Parágrafo Primero: Además de las medidas preventivas anteriormente enumeradas, y con estricta sujeción a los requisitos previstos en el artículo 585, el Tribunal podrá acordar las providencias cautelares que considere adecuadas, cuando hubiere fundado temor de que una de las partes pueda causar lesiones graves o de difícil reparación al derecho de la otra. En estos casos para evitar el daño, el Tribunal podrá autorizar o prohibir la ejecución de determinados actos, y adoptar las providencias que tengan por objeto hacer cesar la continuidad de la lesión.
Parágrafo Segundo: Cuando se decrete alguna de las providencias cautelares previstas en el Parágrafo Primero de este artículo, la parte contra quien obre la providencia podrá oponerse a ella, y la oposición se sustanciará y resolverá conforme a lo previsto en los artículos 602, 603 y 604 de este Código.
Parágrafo Tercero: El Tribunal podrá, atendiendo a las circunstancias, suspender la providencia cautelar que hubiere decretado, si la parte contra quien obre diere caución de las establecidas en el artículo 590. Si objetare la eficacia o suficiencia de la garantía, se aplicará lo dispuesto en el único aparte del artículo 589.”

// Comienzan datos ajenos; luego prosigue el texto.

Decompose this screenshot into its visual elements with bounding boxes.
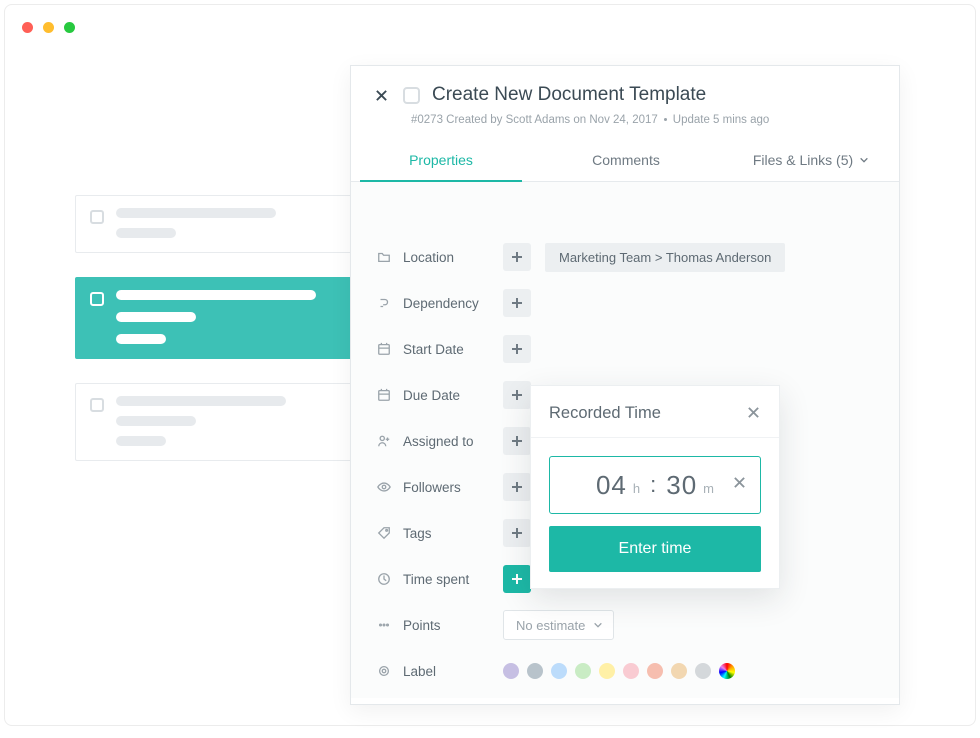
- recorded-time-popover: Recorded Time 04 h : 30 m Enter time: [530, 385, 780, 589]
- label-color-option[interactable]: [719, 663, 735, 679]
- calendar-icon: [375, 342, 393, 356]
- start-date-label: Start Date: [403, 342, 493, 357]
- followers-label: Followers: [403, 480, 493, 495]
- add-due-date-button[interactable]: [503, 381, 531, 409]
- row-label: Label: [375, 648, 875, 694]
- enter-time-button[interactable]: Enter time: [549, 526, 761, 572]
- label-label: Label: [403, 664, 493, 679]
- panel-title: Create New Document Template: [432, 84, 706, 106]
- label-color-option[interactable]: [599, 663, 615, 679]
- person-icon: [375, 434, 393, 448]
- dependency-icon: [375, 296, 393, 310]
- label-color-picker: [503, 663, 743, 679]
- assigned-label: Assigned to: [403, 434, 493, 449]
- due-date-label: Due Date: [403, 388, 493, 403]
- tab-comments[interactable]: Comments: [531, 140, 721, 181]
- row-start-date: Start Date: [375, 326, 875, 372]
- traffic-lights: [22, 22, 75, 33]
- add-assignee-button[interactable]: [503, 427, 531, 455]
- task-checkbox[interactable]: [90, 398, 104, 412]
- chevron-down-icon: [859, 155, 869, 165]
- label-color-option[interactable]: [671, 663, 687, 679]
- time-spent-label: Time spent: [403, 572, 493, 587]
- label-color-option[interactable]: [527, 663, 543, 679]
- label-color-option[interactable]: [503, 663, 519, 679]
- add-follower-button[interactable]: [503, 473, 531, 501]
- close-icon[interactable]: [371, 85, 391, 105]
- calendar-icon: [375, 388, 393, 402]
- label-color-option[interactable]: [551, 663, 567, 679]
- hours-unit: h: [633, 481, 640, 496]
- clear-time-icon[interactable]: [733, 476, 746, 494]
- window-zoom-dot[interactable]: [64, 22, 75, 33]
- add-start-date-button[interactable]: [503, 335, 531, 363]
- time-input[interactable]: 04 h : 30 m: [549, 456, 761, 514]
- tags-label: Tags: [403, 526, 493, 541]
- points-label: Points: [403, 618, 493, 633]
- add-location-button[interactable]: [503, 243, 531, 271]
- points-icon: [375, 618, 393, 632]
- location-value[interactable]: Marketing Team > Thomas Anderson: [545, 243, 785, 272]
- tab-files[interactable]: Files & Links (5): [721, 140, 901, 181]
- tag-icon: [375, 526, 393, 540]
- label-color-option[interactable]: [695, 663, 711, 679]
- tab-properties[interactable]: Properties: [351, 140, 531, 181]
- row-points: Points No estimate: [375, 602, 875, 648]
- panel-subtitle: #0273 Created by Scott Adams on Nov 24, …: [351, 112, 899, 140]
- time-colon: :: [650, 472, 656, 498]
- task-checkbox[interactable]: [90, 292, 104, 306]
- task-complete-checkbox[interactable]: [403, 87, 420, 104]
- window-minimize-dot[interactable]: [43, 22, 54, 33]
- row-dependency: Dependency: [375, 280, 875, 326]
- minutes-unit: m: [703, 481, 714, 496]
- clock-icon: [375, 572, 393, 586]
- close-icon[interactable]: [747, 406, 763, 422]
- add-time-button[interactable]: [503, 565, 531, 593]
- points-value: No estimate: [516, 618, 585, 633]
- label-color-option[interactable]: [575, 663, 591, 679]
- app-window: •••• ••••: [4, 4, 976, 726]
- panel-tabs: Properties Comments Files & Links (5): [351, 140, 899, 182]
- task-checkbox[interactable]: [90, 210, 104, 224]
- label-color-option[interactable]: [647, 663, 663, 679]
- chevron-down-icon: [593, 620, 603, 630]
- minutes-value: 30: [666, 470, 697, 501]
- popover-title: Recorded Time: [549, 404, 661, 423]
- hours-value: 04: [596, 470, 627, 501]
- location-label: Location: [403, 250, 493, 265]
- window-close-dot[interactable]: [22, 22, 33, 33]
- label-color-option[interactable]: [623, 663, 639, 679]
- dependency-label: Dependency: [403, 296, 493, 311]
- points-select[interactable]: No estimate: [503, 610, 614, 640]
- tab-files-label: Files & Links (5): [753, 152, 853, 168]
- eye-icon: [375, 480, 393, 494]
- label-icon: [375, 664, 393, 678]
- row-location: Location Marketing Team > Thomas Anderso…: [375, 234, 875, 280]
- folder-icon: [375, 250, 393, 264]
- add-dependency-button[interactable]: [503, 289, 531, 317]
- add-tag-button[interactable]: [503, 519, 531, 547]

De manera pues, el poder cautelar debe ejercerse con sujeción estricta a las disposiciones legales que lo confieren y la providencia cautelar sólo se concede cuando se verifiquen concurrentemente los requisitos exigidos en los artículos 585 y 588 del Código de Procedimiento Civil. Esos requerimientos se refieren a la presunción grave del derecho que se reclama (fumus boni iuris), el peligro grave que resulte ilusoria la ejecución de la decisión definitiva (periculum in mora) y en algunos casos se impone una condición adicional que es el fundado temor que una de las partes pueda causar lesiones graves o de difícil reparación a la otra (periculum in damni).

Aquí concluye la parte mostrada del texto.